Cases like this often go unreported because the vulnerable adults are kept in isolation, Robinson said. Though Dr. Bennett Blum, an Arizona-based forensic and geriatric psychiatrist who specializes in what he calls "undue influence" cases, said they are "tragically frequent." He said the Whitworth case carries all the hallmarks of vulnerable adult abuse: isolation, dependency, emotional manipulation and deception.

"The victimized couple in the eyes of the perpetrators were probably viewed as just tools," he said. "The accused were getting free labor plus money out of them, while using some classic torture techniques."

Daniel Anderson faces 31 counts of first-degree criminal mistreatment, 22 counts of first-degree theft, three counts of strangulation, seven counts of fourth-degree assault, seven counts of harassment and four counts of coercion. His wife faces 26 counts of criminal mistreatment, 22 counts of first-degree theft, three counts of fourth-degree assault, two counts of criminal mischief, and two counts of harassment and coercion. They both pleaded not guilty to the charges Monday.

The Andersons' lawyer, Bill Brennan, said the Whitworths' money appeared to be pooled with the Andersons' accounts to help pay household expenses.

"At first blush, I don't think these people are guilty of all this stuff by any stretch of the imagination," Brennan said. "As far as Taryn, this lady has diabetes, has heart problems and she's on oxygen. I don't see her being able to physically assault a flea, by virtue of her medical condition."

Once police got involved, the county helped place the Whitworths into an adult foster home and worked with Missouri officials to reroute Whitworth's Social Security and pension checks directly to them.

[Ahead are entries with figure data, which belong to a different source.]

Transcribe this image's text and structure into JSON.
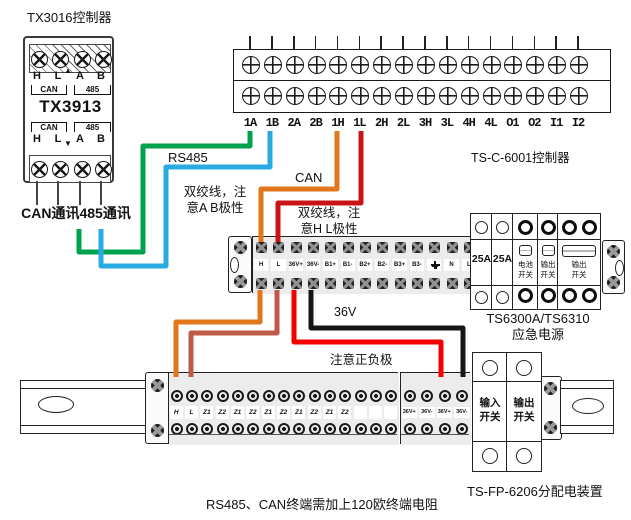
{
  "device": {
    "title": "TX3016控制器",
    "model": "TX3913",
    "row_top": {
      "labels": [
        "H",
        "L",
        "A",
        "B"
      ],
      "arrow": "▲",
      "brackets": [
        "CAN",
        "485"
      ]
    },
    "row_bottom": {
      "labels": [
        "H",
        "L",
        "A",
        "B"
      ],
      "arrow": "▼",
      "brackets": [
        "CAN",
        "485"
      ]
    },
    "caption": "CAN通讯485通讯"
  },
  "controller": {
    "label": "TS-C-6001控制器",
    "terminals": [
      "1A",
      "1B",
      "2A",
      "2B",
      "1H",
      "1L",
      "2H",
      "2L",
      "3H",
      "3L",
      "4H",
      "4L",
      "O1",
      "O2",
      "I1",
      "I2"
    ]
  },
  "mid_strip": {
    "terminals": [
      "H",
      "L",
      "36V+",
      "36V-",
      "B1+",
      "B1-",
      "B2+",
      "B2-",
      "B3+",
      "B3-",
      "⏚",
      "N",
      "L"
    ]
  },
  "psu": {
    "label": "TS6300A/TS6310\n应急电源",
    "fuses": [
      "25A",
      "25A"
    ],
    "switches": [
      {
        "label": "电池\n开关",
        "wide": false
      },
      {
        "label": "输出\n开关",
        "wide": false
      },
      {
        "label": "输出\n开关",
        "wide": true
      }
    ]
  },
  "dist": {
    "label": "TS-FP-6206分配电装置",
    "terminals": [
      "H",
      "L",
      "Z1",
      "Z2",
      "Z1",
      "Z2",
      "Z1",
      "Z2",
      "Z1",
      "Z2",
      "Z1",
      "Z2",
      "",
      "",
      ""
    ],
    "v36": [
      "36V+",
      "36V-",
      "36V+",
      "36V-"
    ],
    "switches": [
      "输入\n开关",
      "输出\n开关"
    ]
  },
  "notes": {
    "rs485": "RS485",
    "can": "CAN",
    "ab": "双绞线，注\n意A B极性",
    "hl": "双绞线，注\n意H L极性",
    "v36": "36V",
    "polarity": "注意正负极",
    "footer": "RS485、CAN终端需加上120欧终端电阻"
  },
  "wires": [
    {
      "name": "rs485-a-wire",
      "color": "#00A24D",
      "points": "79,229 79,252 143,252 143,146 250,146 250,131"
    },
    {
      "name": "rs485-b-wire",
      "color": "#29ABE2",
      "points": "101,229 101,266 166,266 166,167 270,167 270,131"
    },
    {
      "name": "can-h-wire",
      "color": "#E2761B",
      "points": "337,131 337,189 261,189 261,242"
    },
    {
      "name": "can-l-wire",
      "color": "#C81414",
      "points": "361,131 361,203 278,203 278,242"
    },
    {
      "name": "h-down-wire",
      "color": "#E2761B",
      "points": "260,290 260,322 176,322 176,377"
    },
    {
      "name": "l-down-wire",
      "color": "#C05A48",
      "points": "277,290 277,333 191,333 191,377"
    },
    {
      "name": "v36-plus-wire",
      "color": "#F40000",
      "points": "294,290 294,342 441,342 441,377"
    },
    {
      "name": "v36-minus-wire",
      "color": "#161616",
      "points": "311,290 311,328 463,328 463,377"
    }
  ]
}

Shortly after Labor Day weekend, the Whitworths flew back to Missouri. They're living with Tammy's mom but plan to get their own place.

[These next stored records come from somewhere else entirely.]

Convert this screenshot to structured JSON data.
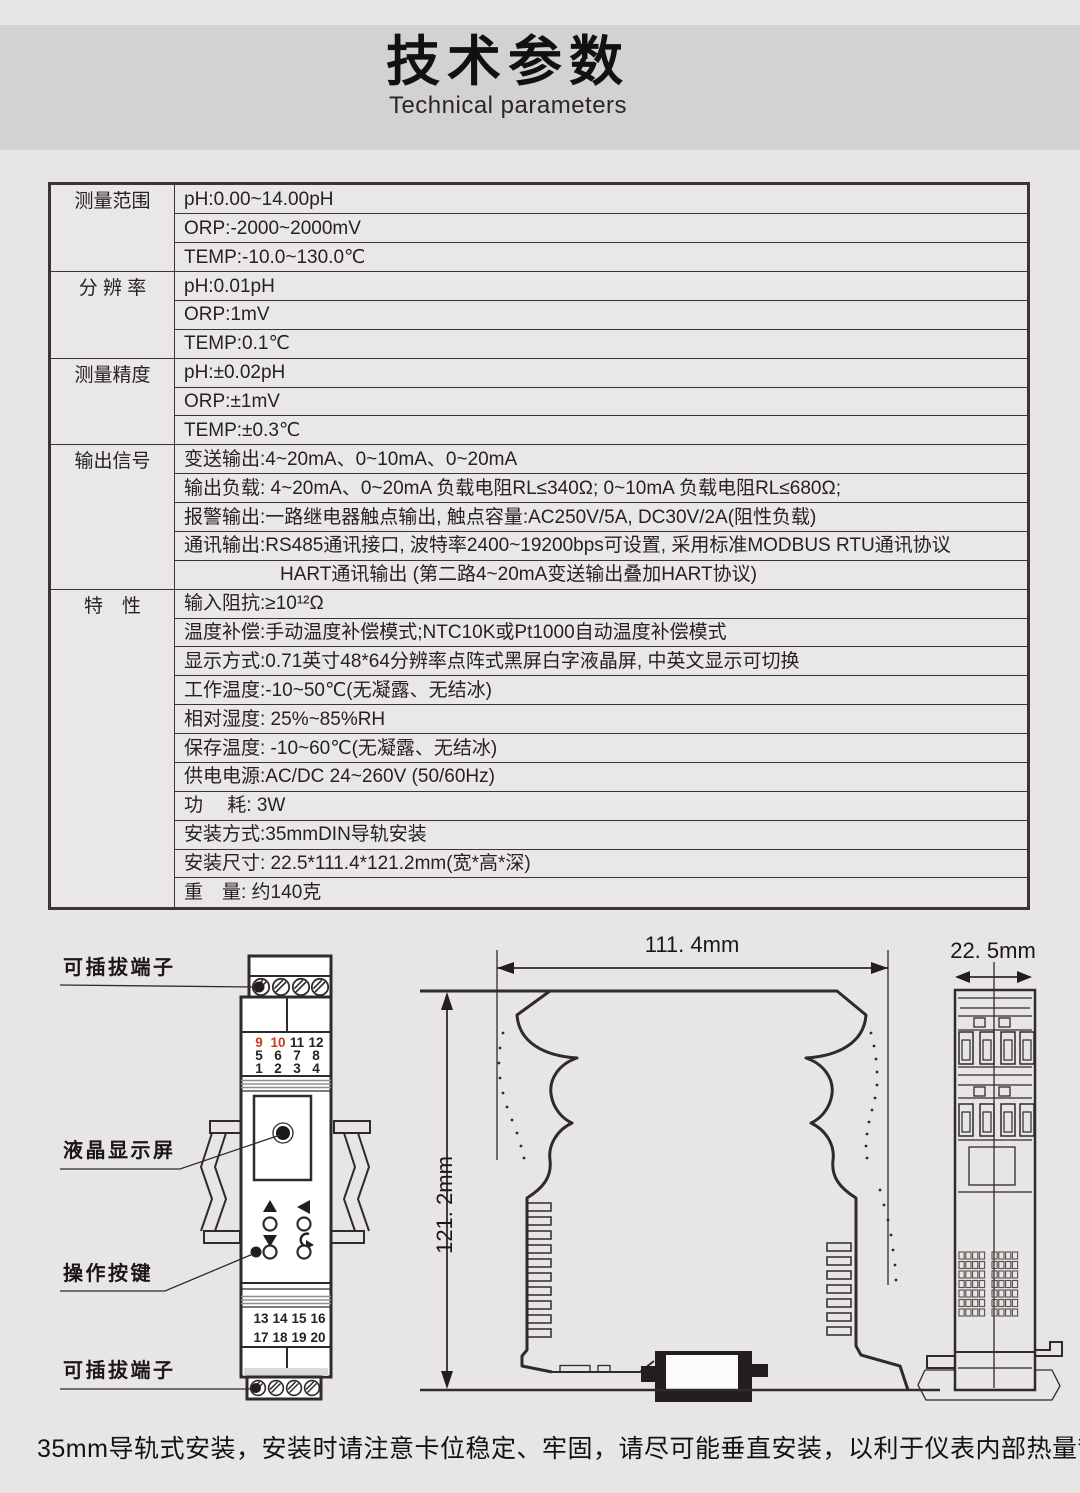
{
  "page": {
    "title_zh": "技术参数",
    "title_en": "Technical parameters",
    "footer_note": "35mm导轨式安装，安装时请注意卡位稳定、牢固，请尽可能垂直安装，以利于仪表内部热量散发。"
  },
  "colors": {
    "page_bg": "#e8e6e5",
    "title_band": "#d4d2d1",
    "table_bg": "#eae8e7",
    "line_dark": "#2f2a2b",
    "accent_red": "#c83a20"
  },
  "table": {
    "groups": [
      {
        "label": "测量范围",
        "rows": [
          {
            "text": "pH:0.00~14.00pH"
          },
          {
            "text": "ORP:-2000~2000mV"
          },
          {
            "text": "TEMP:-10.0~130.0℃"
          }
        ]
      },
      {
        "label": "分 辨 率",
        "rows": [
          {
            "text": "pH:0.01pH"
          },
          {
            "text": "ORP:1mV"
          },
          {
            "text": "TEMP:0.1℃"
          }
        ]
      },
      {
        "label": "测量精度",
        "rows": [
          {
            "text": "pH:±0.02pH"
          },
          {
            "text": "ORP:±1mV"
          },
          {
            "text": "TEMP:±0.3℃"
          }
        ]
      },
      {
        "label": "输出信号",
        "rows": [
          {
            "text": "变送输出:4~20mA、0~10mA、0~20mA"
          },
          {
            "text": "输出负载: 4~20mA、0~20mA 负载电阻RL≤340Ω; 0~10mA 负载电阻RL≤680Ω;"
          },
          {
            "text": "报警输出:一路继电器触点输出, 触点容量:AC250V/5A, DC30V/2A(阻性负载)"
          },
          {
            "text": "通讯输出:RS485通讯接口, 波特率2400~19200bps可设置, 采用标准MODBUS RTU通讯协议"
          },
          {
            "text": "HART通讯输出 (第二路4~20mA变送输出叠加HART协议)",
            "indent": true
          }
        ]
      },
      {
        "label": "特　性",
        "rows": [
          {
            "text": "输入阻抗:≥10¹²Ω"
          },
          {
            "text": "温度补偿:手动温度补偿模式;NTC10K或Pt1000自动温度补偿模式"
          },
          {
            "text": "显示方式:0.71英寸48*64分辨率点阵式黑屏白字液晶屏, 中英文显示可切换"
          },
          {
            "text": "工作温度:-10~50℃(无凝露、无结冰)"
          },
          {
            "text": "相对湿度: 25%~85%RH"
          },
          {
            "text": "保存温度: -10~60℃(无凝露、无结冰)"
          },
          {
            "text": "供电电源:AC/DC 24~260V (50/60Hz)"
          },
          {
            "text": "功　 耗: 3W"
          },
          {
            "text": "安装方式:35mmDIN导轨安装"
          },
          {
            "text": "安装尺寸: 22.5*111.4*121.2mm(宽*高*深)"
          },
          {
            "text": "重　量: 约140克"
          }
        ]
      }
    ]
  },
  "diagram": {
    "callouts": {
      "terminal_top": "可插拔端子",
      "lcd": "液晶显示屏",
      "buttons": "操作按键",
      "terminal_bottom": "可插拔端子"
    },
    "dimensions": {
      "width": "111. 4mm",
      "height": "121. 2mm",
      "depth": "22. 5mm"
    },
    "terminal_numbers_top": [
      [
        "9",
        "10",
        "11",
        "12"
      ],
      [
        "5",
        "6",
        "7",
        "8"
      ],
      [
        "1",
        "2",
        "3",
        "4"
      ]
    ],
    "terminal_numbers_bottom": [
      [
        "13",
        "14",
        "15",
        "16"
      ],
      [
        "17",
        "18",
        "19",
        "20"
      ]
    ],
    "red_terminal_numbers": [
      "9",
      "10"
    ]
  }
}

"The Andersons need to be in prison," Ross said. "They're evil, evil."

Daniel Anderson, who works as a local trucker, had declared bankruptcy in 1998 and was convicted of passing bad checks in Missouri in early 2006. After their Multnomah County court appearance Monday, Anderson and his wife were released to pre-trial supervision with a Nov. 12 trial date. They were ordered not to open any new checking, saving or other bank accounts and not possess anyone's financial information other than their own.

Neighbors said they moved out of their Cora Street home a few weeks ago after selling their furniture in a yard sale. They told their lawyer they could no longer afford the rent and were moving into an apartment.